В нем не было прежней самоуверенности, спокойной силы, делавшей его начальником, к которому прислушиваются. Он поглядел на Люси, потом снова на Шарко, переминаясь с ноги на ногу, чтобы не замерзнуть окончательно.
— Ты-то как?
— Да ничего… Эти морозы начинают действовать мне на нервы. Можно подумать, мы в Гренландии.
Люси сделала шаг в сторону, не сводя глаз с группы людей у толстого ствола:
— Он там?
Белланже долю секунды поколебался: надо ли отвечать. Спросил взглядом комиссара, тот медленно опустил ресницы, значит считает, что надо.
— Там, в чехле. Жандармы через десять минут уезжают, отвезут тело в Институт судебной медицины. Сами этим займутся, так что нам хоть аутопсию не придется брать на себя.

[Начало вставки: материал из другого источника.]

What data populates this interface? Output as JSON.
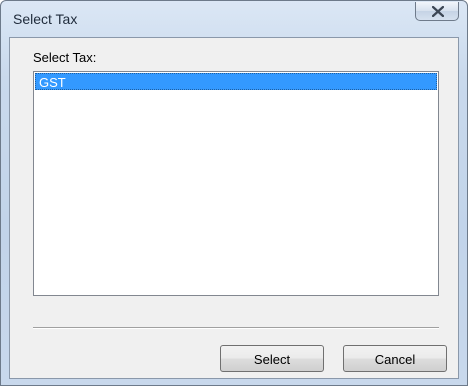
{
  "window": {
    "title": "Select Tax"
  },
  "dialog": {
    "label": "Select Tax:",
    "list": {
      "items": [
        "GST"
      ],
      "selected": "GST"
    },
    "buttons": {
      "select_label": "Select",
      "cancel_label": "Cancel"
    }
  },
  "colors": {
    "selection": "#3399ff",
    "selection_text": "#ffffff",
    "client_background": "#f0f0f0",
    "titlebar": "#c9d9ec"
  },
  "icons": {
    "close": "close-icon"
  }
}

Люси вздрогнула, подняла воротник куртки до носа, скрестила руки на груди и тихонько двинулась вперед. Ветки деревьев трещали от мороза. Люси озиралась, ей чудилось, что вокруг мечутся призраки, что призраки перебегают от дерева к дереву… но это были всего лишь вытянутые в длину тени жандармов. Силясь избавиться от призраков, она сжимала кулаки, но с каждым шагом в ее голове все отчетливее звучали голоса девочек… Хмурые мужчины расступились, пропустили ее к носилкам. Там лежал небольшой черный мешок. Молния на мешке очень ярко блестела в лучах фонарей.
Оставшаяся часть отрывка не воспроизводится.